Liposomal Vitamin C is sodium ascorbate wrapped in microscopic double-layered bubbles made of essential phospholipids that transport the vitamin into the bloodstream and the cells. In layman's terms, liposomal Vitamin C offers a better way to absorb Vitamin C.
What makes up liposomal Vitamin C?
The aforementioned bubble is known as a liposome. It’s made of dietary phospholipids that are critical to our overall health, but that our bodies do not produce. The phospholipids are compounds with phosphate heads and fatty acid tails. The phosphate heads are attracted to water while the fatty acid tails are repelled by water. When phospholipids are in water, the tails turn away while the heads turn toward the water. The phospholipids form a double layered sphere that is nearly identical to the membranes that surround each of your cells.
When you put a water-soluble nutrient, like Vitamin C, into the water (or water-based solution), the phospholipids form this double-layered bubble around the nutrient, encapsulating it. Thus the term liposomal encapsulation.
The liposomes give liposomal vitamin c a liquid or gel-like consistency.
How liposomal Vitamin C works
Because of this composition, liposomal Vitamin C can pass from the intestinal wall into the bloodstream. The liposomes then carry the Vitamin C to the cells. Due to their composition nearly matching that of the cell membrane, the liposome can assimilate into the cell membrane and drop off the Vitamin C in the cell where it is needed.
Why liposomal Vitamin C?
Vitamin C is difficult to absorb in high doses. It’s water-soluble, so your body can’t store it. You just excrete any excess. When you take traditional Vitamin C supplements, you need transporter proteins (SCVT) to carry the Vitamin C from the small intestine to the bloodstream. Then you need more transporter proteins to carry it from the bloodstream to the cells. The problem is that you don’t always have a lot of these transporter proteins, so when you take a large dose of Vitamin C from a regular supplement, most of the Vitamin C cannot get rides on the transporter proteins.
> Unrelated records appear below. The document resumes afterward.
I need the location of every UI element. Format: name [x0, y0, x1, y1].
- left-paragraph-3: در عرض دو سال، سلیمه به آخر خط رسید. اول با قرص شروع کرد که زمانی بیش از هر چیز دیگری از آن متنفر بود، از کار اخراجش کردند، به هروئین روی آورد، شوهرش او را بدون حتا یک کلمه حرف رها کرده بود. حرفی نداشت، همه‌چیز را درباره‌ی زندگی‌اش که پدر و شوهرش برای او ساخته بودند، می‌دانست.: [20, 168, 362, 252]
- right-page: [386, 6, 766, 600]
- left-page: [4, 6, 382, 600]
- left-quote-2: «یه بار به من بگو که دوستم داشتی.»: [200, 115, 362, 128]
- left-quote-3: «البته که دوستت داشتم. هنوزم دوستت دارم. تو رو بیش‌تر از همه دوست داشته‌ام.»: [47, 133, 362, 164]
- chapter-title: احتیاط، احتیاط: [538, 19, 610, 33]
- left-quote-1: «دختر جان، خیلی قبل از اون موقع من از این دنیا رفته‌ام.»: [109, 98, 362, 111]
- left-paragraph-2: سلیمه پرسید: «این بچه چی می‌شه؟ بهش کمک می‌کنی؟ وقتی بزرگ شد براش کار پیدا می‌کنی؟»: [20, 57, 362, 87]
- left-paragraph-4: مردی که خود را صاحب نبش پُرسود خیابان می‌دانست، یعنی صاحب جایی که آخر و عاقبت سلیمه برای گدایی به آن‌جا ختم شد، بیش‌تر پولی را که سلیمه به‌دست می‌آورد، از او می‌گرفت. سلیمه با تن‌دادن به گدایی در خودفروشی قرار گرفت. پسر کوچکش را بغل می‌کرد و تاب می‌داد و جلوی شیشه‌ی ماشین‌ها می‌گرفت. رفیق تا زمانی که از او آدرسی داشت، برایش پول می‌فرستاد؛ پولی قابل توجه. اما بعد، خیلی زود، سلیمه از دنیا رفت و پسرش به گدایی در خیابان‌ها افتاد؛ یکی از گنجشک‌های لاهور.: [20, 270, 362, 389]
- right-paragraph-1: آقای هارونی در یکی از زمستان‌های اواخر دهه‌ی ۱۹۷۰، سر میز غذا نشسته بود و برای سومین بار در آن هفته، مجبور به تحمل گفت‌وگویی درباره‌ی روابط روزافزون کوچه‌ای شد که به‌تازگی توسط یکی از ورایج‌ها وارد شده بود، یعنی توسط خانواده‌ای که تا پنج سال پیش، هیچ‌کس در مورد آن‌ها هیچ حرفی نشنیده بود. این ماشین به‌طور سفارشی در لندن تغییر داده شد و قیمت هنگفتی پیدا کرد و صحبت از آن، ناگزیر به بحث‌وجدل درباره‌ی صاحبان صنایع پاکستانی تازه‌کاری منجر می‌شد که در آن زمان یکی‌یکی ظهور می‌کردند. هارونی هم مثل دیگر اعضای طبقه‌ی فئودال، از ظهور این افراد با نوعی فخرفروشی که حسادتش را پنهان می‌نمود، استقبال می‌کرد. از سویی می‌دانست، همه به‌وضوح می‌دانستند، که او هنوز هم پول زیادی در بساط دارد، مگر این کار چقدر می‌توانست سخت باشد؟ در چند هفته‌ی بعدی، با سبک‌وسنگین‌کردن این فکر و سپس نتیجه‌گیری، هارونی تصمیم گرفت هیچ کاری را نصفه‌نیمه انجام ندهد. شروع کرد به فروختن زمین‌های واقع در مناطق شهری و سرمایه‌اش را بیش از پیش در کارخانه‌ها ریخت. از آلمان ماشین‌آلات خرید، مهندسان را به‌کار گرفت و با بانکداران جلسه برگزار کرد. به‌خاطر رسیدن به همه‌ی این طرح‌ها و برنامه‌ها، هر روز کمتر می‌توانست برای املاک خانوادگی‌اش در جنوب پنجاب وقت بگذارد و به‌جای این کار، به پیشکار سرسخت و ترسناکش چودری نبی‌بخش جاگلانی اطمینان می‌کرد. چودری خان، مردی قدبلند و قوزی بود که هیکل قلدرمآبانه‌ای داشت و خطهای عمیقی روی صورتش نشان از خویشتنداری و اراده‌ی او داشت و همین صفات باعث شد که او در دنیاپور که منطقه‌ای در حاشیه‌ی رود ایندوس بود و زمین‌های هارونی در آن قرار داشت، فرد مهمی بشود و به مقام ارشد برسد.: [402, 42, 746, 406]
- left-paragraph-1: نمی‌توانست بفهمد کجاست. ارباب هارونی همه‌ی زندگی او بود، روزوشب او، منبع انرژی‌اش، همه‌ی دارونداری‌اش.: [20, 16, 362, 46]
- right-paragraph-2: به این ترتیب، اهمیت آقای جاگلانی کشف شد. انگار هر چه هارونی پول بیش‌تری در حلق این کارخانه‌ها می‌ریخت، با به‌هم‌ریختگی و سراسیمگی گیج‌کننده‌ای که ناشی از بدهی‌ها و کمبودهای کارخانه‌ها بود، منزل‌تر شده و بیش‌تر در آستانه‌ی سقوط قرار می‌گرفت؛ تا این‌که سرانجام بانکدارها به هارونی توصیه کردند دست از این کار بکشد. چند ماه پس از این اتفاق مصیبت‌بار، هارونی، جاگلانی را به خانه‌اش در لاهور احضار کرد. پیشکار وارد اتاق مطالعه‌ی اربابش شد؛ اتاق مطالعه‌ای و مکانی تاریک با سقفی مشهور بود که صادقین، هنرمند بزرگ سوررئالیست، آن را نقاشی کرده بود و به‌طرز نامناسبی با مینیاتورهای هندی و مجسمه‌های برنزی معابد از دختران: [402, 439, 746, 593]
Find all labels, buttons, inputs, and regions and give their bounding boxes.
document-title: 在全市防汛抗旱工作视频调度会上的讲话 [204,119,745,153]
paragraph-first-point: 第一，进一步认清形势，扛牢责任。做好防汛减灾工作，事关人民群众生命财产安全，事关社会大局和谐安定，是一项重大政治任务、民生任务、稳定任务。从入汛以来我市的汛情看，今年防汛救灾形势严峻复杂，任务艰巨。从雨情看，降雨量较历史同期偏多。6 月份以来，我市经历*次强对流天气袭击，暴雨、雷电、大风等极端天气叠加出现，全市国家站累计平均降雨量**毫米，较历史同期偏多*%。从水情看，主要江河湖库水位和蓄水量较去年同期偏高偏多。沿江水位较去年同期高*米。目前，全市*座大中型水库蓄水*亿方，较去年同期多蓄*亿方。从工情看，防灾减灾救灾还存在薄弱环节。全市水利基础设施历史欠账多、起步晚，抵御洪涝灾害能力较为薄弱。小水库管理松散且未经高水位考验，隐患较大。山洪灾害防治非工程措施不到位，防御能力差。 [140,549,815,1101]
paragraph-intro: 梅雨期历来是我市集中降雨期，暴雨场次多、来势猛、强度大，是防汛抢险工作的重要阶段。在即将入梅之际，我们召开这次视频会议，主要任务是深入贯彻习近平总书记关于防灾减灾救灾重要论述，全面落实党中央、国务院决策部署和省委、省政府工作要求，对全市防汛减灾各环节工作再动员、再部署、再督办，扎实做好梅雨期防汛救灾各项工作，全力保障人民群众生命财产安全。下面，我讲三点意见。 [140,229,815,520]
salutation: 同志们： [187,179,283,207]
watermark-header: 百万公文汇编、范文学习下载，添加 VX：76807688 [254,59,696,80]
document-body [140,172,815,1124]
The Vitamin C gets stuck in the intestines and gets excreted, which is why many people who take large doses of Vitamin C experience gastric upset. Much of the rest of the Vitamin C gets left behind in the bloodstream from where it is excreted, leading to the “vitamins are just expensive urine” comment.
Liposomal Vitamin C bypasses this restrictive nutrient transport system and offers a better way to absorb vitamin c from oral supplements.
When was liposomal Vitamin C invented?
Liposomal encapsulation technology has been around since the 1960s. The pharmaceutical industry has been using it for drugs that absolutely must get to the cells intact, like cancer medications. It wasn’t until the early 2000s when LivOn Labs founder Les Nachman came across the technology when trying to find a way to make high-dose Vitamin C accessible to everyone that he discovered it could be used for Vitamin C. The process for encapsulating Vitamin C is different than encapsulating many pharmaceutical products, so it took a couple years for Les and his team of scientists and formulators to find a process and formula that effectively encapsulated Vitamin C.